A IL acusou, por isso, “os dois maiores partidos, PS e PSD, de incompetência na contagem de votos da emigração”, considerando que “os dois partidos, através dos seus acordos com interesses próprios, conduzem inevitavelmente a um Estado que funciona muito mal, falhando de forma grave nas suas competências mais básicas e exclusivas”.

“Temos um país que estimula as pessoas a emigrarem e depois não só torna muito difícil que consigam votar como ainda desconsidera muitos dos votos que recebeu, um país que anula votos em eleições”, criticam os liberais.

Com os quatro deputados eleitos pela emigração, o PS fica com 119 deputados e o PSD com 73 deputados sozinho, subindo para 78 deputados somando os valores obtidos nas coligações de que fez parte na Madeira e nos Açores.

Os partidos têm 24 horas para recorrer destes resultados.

Volt recorre

O Volt Portugal anunciou esta sexta-feira que recorreu da anulação de votos de portugueses na Europa, propondo-se defender “direitos civis”, após recurso apresentado dentro do prazo.

“O Volt acredita que um país que contém 20 por cento dos seus cidadãos a residir fora do território nacional, deve esforçar-se por proteger os direitos desta população, bem como assegurar a sua participação nos processos democráticos”, lê-se num comunicado enviado pelo partido às redações.
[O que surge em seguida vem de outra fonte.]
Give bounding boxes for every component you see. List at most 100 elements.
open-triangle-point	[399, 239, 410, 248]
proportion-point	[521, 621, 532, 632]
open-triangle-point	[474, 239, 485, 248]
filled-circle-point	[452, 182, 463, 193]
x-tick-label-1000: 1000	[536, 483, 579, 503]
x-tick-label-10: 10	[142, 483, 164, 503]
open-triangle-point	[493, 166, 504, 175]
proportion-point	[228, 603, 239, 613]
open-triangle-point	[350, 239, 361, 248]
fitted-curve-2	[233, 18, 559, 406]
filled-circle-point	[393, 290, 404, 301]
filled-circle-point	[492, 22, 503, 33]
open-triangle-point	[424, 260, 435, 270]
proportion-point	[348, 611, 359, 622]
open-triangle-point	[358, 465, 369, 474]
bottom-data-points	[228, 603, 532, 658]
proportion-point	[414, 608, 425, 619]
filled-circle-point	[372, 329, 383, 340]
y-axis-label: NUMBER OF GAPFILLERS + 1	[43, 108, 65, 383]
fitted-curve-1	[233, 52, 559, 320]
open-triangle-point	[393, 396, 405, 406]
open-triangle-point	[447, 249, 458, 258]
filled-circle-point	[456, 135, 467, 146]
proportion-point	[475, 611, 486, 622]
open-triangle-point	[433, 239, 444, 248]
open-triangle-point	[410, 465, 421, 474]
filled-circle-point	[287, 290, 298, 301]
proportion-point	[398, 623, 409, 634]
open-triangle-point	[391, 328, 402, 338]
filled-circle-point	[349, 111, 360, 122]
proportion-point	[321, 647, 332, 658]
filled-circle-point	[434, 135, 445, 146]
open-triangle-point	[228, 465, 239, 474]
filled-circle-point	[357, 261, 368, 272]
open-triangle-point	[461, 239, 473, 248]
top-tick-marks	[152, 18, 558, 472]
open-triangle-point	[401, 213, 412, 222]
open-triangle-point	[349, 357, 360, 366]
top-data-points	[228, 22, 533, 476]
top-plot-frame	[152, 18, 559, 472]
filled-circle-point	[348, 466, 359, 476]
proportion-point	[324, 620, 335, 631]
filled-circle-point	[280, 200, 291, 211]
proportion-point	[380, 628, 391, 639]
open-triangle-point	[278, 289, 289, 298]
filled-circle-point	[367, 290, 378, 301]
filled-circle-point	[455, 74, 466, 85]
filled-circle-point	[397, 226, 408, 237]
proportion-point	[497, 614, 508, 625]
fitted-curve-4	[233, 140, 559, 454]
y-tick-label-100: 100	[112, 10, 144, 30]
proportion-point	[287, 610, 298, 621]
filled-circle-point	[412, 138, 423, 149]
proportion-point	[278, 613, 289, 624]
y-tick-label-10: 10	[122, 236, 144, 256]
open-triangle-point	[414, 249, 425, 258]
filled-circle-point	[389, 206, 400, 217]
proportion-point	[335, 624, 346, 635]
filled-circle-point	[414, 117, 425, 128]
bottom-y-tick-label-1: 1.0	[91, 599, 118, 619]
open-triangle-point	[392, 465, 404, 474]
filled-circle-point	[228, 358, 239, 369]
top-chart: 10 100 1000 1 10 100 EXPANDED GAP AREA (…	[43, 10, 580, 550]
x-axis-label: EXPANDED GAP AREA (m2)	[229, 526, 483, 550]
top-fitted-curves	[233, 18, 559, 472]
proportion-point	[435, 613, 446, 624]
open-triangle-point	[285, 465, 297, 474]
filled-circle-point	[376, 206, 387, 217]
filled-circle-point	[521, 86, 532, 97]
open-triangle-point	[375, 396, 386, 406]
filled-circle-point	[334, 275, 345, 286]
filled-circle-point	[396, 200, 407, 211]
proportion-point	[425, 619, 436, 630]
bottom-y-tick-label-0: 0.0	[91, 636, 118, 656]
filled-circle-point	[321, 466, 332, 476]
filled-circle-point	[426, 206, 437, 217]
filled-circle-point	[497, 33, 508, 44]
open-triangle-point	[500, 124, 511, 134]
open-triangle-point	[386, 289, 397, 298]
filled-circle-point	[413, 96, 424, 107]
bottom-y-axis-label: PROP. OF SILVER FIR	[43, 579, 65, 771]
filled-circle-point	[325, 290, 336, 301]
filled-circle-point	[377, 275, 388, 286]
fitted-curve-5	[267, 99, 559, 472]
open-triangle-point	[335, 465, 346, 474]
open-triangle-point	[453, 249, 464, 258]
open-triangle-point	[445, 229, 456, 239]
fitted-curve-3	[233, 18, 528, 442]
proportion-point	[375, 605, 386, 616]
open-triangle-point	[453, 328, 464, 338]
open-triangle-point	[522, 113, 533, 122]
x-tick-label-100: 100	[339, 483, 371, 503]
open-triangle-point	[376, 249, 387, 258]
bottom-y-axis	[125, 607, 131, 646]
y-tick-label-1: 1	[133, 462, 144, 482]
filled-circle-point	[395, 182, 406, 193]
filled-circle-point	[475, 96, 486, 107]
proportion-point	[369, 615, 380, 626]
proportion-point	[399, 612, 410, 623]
O documento recorda que “existem hoje mais de 2.6 milhões de Portugueses a residir fora do território nacional, dos quais 1,5 milhões foram chamados às urnas em aneiro para elegerem os deputados à Assembleia da República. É assim da máxima importância que a estes cidadãos não seja vedado o direito ao voto”.

Para o Volt Portugal, a anulação dos 157.205 votos “ foi uma afronta à democracia e aos direitos civis dos cidadãos portugueses residentes no estrangeiro”.